Formulating arguments through critical analysis
Arguments are supports to a point of view. To find these supports you have to become well practised at asking questions and finding evidence. Questions are the instruments of Critical Analysis. These last two words have to be understood properly.

 

Criticism

Being critical is not about being nasty about other people, just as an argument is not just about having a row. Criticism is a service. That is a strange way of putting it. Even so, it may be worth thinking about: Criticism is a service whereby ideas or ways of doing things are offered the opportunity to improve themselves. Criticism does this by testing ideas and assumptions to see if they hold up.

 

Analysis

Analysis on the other hand, separates something into the elements of which it is made up and tries to understand the relationship between the elements themselves as well as between the elements and the thing as a whole.

 

Critical analysis, tries to understand a thing as fully as possible and then tries to estimate or judge how well the thing performs in relation to what you desire of it. The purpose of the process is to see how its performance might be improved or be better appreciated in its performance.

 

To perform critical analysis you have to ask probing questions. Take yourself for instance:

 

·         Do you know why you think the way you do?

 

Well, do you?

 

·         Have you ever thought about why you think the way you do?

 

On what assumptions do you build your thinking?

 

Are those assumptions always valid?

 

These are useful questions as they might lead to greater insight into yourself and make you more aware of how you yourself work. These questions and the arguments that can be derived from an investigation into possible answers belong to the sphere of critical analysis.
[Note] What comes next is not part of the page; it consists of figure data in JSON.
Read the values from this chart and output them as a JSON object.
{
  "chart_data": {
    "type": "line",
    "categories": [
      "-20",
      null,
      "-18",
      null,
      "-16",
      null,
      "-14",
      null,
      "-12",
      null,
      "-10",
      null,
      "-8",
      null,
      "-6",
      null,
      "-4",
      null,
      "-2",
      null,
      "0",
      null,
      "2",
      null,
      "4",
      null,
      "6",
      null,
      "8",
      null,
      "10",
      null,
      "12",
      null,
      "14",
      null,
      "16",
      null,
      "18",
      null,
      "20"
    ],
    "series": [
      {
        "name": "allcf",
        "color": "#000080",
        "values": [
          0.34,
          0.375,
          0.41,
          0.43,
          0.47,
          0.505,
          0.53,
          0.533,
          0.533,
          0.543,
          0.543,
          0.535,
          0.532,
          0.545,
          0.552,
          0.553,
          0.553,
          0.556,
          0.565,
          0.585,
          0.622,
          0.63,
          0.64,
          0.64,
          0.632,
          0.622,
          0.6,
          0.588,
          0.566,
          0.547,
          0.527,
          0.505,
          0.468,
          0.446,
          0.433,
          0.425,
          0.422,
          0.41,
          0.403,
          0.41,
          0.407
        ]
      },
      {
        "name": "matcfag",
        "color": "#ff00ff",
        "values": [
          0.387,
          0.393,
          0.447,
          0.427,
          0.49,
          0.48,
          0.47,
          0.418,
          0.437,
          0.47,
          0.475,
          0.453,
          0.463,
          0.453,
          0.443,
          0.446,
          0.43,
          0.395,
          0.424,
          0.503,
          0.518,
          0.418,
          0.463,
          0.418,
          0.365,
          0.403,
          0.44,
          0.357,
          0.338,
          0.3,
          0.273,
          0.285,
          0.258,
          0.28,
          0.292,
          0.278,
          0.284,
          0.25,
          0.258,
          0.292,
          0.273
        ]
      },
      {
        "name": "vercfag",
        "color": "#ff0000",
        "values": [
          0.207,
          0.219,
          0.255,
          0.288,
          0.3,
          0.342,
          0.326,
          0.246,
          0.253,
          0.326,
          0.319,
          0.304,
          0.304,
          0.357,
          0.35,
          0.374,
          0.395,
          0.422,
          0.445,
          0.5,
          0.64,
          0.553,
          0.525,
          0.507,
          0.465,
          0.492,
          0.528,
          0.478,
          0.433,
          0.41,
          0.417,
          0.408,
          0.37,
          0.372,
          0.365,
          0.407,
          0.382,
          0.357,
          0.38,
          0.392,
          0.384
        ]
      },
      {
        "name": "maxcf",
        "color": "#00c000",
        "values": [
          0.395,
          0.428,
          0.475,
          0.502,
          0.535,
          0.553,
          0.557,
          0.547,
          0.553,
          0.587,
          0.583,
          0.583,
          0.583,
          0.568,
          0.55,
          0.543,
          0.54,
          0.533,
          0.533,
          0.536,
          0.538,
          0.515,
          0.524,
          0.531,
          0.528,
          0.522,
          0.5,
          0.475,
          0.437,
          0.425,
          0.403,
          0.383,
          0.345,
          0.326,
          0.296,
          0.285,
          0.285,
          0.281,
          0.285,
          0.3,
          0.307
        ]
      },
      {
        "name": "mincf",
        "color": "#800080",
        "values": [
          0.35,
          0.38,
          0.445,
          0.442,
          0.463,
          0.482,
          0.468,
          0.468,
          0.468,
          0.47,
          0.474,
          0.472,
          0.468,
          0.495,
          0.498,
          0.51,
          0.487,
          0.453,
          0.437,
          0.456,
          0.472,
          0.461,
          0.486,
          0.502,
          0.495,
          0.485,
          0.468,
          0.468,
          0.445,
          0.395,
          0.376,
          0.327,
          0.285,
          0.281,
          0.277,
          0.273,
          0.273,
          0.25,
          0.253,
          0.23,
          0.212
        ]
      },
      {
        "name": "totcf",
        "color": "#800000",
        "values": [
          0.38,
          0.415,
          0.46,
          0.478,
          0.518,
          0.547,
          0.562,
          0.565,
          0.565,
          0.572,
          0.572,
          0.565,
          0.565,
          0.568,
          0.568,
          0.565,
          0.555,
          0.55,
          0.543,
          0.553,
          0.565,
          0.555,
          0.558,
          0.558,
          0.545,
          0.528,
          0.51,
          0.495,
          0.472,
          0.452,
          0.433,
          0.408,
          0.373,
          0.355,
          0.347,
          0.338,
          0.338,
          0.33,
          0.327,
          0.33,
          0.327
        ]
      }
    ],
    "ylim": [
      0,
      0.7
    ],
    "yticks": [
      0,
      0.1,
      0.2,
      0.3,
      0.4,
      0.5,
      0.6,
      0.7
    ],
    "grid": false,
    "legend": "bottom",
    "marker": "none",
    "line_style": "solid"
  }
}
The proposed answers to those questions, supported by compelling evidence, provide you with an argument.

 

But having analysed and come up with an argument is not enough. You need to EXPLAIN your argument. Do you know what an explanation really is? It comes from the Latin ex, which means out; and planus, which means plane or level. To explain means to take something out of its own plane: to unfold it, to interpret, to make plain or intelligible. Usually that means making something understood in relation to its use or in relations to the effect it has within a prescribed set of conditions.